Well after a few days of searching for the materials, I finally got started on what will be my fish cleaning station/outdoor kitchen. Still have to nail on the cedar trim, build and tile the back splash, add the old tin to the back side, plumb it, and run electricity out to it.


----------



## bluewing

very nice


----------



## Law Dog

Looks great, congrats!


----------



## mas360

What material is the table top made of?


----------



## troutklr

I believe it's the same type of material cutting boards are made, feels just like it. Here are a few updated pics, still have a little work to do.


----------



## mas360

That is coming together really nice. The rock bed ought to become a flower bed or better yet an herb garden..... 

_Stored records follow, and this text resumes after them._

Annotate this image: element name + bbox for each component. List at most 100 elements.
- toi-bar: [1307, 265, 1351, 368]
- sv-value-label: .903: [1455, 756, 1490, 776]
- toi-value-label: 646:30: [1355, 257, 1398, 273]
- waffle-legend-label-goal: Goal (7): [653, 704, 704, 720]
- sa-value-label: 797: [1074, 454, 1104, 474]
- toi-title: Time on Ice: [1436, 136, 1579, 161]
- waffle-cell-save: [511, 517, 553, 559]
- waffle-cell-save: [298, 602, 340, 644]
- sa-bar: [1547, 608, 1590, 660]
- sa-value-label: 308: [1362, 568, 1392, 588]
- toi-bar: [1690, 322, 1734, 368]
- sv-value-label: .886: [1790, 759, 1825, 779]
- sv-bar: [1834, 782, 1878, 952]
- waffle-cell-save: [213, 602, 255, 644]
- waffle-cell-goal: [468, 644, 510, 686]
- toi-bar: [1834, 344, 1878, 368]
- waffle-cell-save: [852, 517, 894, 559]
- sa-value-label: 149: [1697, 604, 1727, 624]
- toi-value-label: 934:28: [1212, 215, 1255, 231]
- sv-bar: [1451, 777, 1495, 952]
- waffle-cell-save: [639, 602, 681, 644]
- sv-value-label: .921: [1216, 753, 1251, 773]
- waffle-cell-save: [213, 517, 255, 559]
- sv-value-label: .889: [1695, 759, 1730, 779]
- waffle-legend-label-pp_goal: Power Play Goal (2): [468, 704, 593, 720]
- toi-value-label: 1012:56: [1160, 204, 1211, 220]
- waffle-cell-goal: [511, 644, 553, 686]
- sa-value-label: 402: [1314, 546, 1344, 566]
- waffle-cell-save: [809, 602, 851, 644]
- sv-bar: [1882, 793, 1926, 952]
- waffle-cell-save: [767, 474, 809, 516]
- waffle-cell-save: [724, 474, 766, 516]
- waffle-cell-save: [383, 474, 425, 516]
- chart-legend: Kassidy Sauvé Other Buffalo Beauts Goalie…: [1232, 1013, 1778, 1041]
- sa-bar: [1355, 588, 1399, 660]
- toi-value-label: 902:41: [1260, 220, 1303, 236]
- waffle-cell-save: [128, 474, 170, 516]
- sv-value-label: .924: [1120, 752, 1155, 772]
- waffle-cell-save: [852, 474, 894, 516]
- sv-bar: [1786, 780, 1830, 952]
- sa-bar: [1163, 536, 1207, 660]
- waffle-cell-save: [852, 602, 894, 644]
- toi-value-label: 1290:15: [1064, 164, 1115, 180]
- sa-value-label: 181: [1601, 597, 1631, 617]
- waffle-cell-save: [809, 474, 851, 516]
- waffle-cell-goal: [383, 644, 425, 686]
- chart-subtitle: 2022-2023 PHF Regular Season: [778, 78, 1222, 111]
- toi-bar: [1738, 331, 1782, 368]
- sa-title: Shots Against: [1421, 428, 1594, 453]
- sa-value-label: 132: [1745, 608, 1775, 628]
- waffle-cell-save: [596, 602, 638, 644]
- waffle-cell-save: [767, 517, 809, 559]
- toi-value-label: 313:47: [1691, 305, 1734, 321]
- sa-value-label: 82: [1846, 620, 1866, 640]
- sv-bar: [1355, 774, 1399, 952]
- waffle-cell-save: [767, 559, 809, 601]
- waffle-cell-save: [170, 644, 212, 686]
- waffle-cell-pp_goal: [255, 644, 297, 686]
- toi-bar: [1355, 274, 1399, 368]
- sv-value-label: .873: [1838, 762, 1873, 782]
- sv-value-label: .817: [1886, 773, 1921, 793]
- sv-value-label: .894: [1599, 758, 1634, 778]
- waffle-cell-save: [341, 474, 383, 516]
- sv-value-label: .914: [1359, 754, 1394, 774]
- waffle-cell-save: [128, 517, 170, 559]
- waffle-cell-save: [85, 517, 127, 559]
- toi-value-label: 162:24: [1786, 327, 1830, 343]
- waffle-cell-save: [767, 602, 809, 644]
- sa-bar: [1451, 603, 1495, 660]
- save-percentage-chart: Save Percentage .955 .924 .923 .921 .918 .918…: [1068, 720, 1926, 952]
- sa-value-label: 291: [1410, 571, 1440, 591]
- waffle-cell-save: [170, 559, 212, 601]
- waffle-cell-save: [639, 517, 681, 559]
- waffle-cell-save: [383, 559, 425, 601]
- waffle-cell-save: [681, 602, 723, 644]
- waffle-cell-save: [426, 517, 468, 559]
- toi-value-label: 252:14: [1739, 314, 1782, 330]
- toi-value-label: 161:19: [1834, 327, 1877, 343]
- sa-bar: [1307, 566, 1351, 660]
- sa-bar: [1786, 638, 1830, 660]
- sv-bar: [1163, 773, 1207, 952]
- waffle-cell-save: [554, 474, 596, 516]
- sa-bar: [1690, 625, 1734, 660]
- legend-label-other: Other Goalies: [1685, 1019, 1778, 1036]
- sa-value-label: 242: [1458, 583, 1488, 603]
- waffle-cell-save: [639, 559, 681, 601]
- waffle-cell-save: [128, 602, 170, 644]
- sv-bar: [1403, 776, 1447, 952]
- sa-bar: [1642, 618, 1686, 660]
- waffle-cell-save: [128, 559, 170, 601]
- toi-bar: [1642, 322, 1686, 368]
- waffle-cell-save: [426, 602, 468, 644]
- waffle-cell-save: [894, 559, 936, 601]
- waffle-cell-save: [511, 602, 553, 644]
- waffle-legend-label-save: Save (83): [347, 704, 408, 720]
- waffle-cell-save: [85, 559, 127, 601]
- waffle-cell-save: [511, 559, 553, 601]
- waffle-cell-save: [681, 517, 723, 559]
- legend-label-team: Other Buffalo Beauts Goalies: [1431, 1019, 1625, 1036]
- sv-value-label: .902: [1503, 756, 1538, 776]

Where do you purchase that table top material from? I am pondering on an outdoor kitchen bench. That would be great since I can cut without using a cutting board.


----------



## troutklr

mas360 said:


> That is coming together really nice. The rock bed ought to become a flower bed or better yet an herb garden.....
> 
> Where do you purchase that table top material from? I am pondering on an outdoor kitchen bench. That would be great since I can cut without using a cutting board.


Rocks are easier to keep alive. I got the top from Boedeker Plastics in Shiner, call with your measurements and they'll cut what you need out of an 8'x4' sheet


----------



## jm423

That is a super nice job! Just what I need to build out by our garden gate for fish and veg cleaning station. (If Mrs Joe sees these pix, I WILL be building one!) If you don't mind saying, how pricey is that top mat'l?


----------



## troutklr

jm423 said:


> That is a super nice job! Just what I need to build out by our garden gate for fish and veg cleaning station. (If Mrs Joe sees these pix, I WILL be building one!) If you don't mind saying, how pricey is that top mat'l?


$80


----------



## mas360

Wow...only $80. That's a deal. My cutting board is about 1/4 that size and is already $20. 
The bottom shelf is made with fence cedar boards?


----------



## troutklr

Yeah just fence cedar, I also trimmed it all out with cedar trim and then coated it all with Thompsons water seal. Should be putting the tin up on the back side this weekend and it will pretty well be done


----------



## troutklr

Did some finishing touches today, put up the tin on the back side and a few other minor things. Pretty much done with this until I get my smoker finished.


----------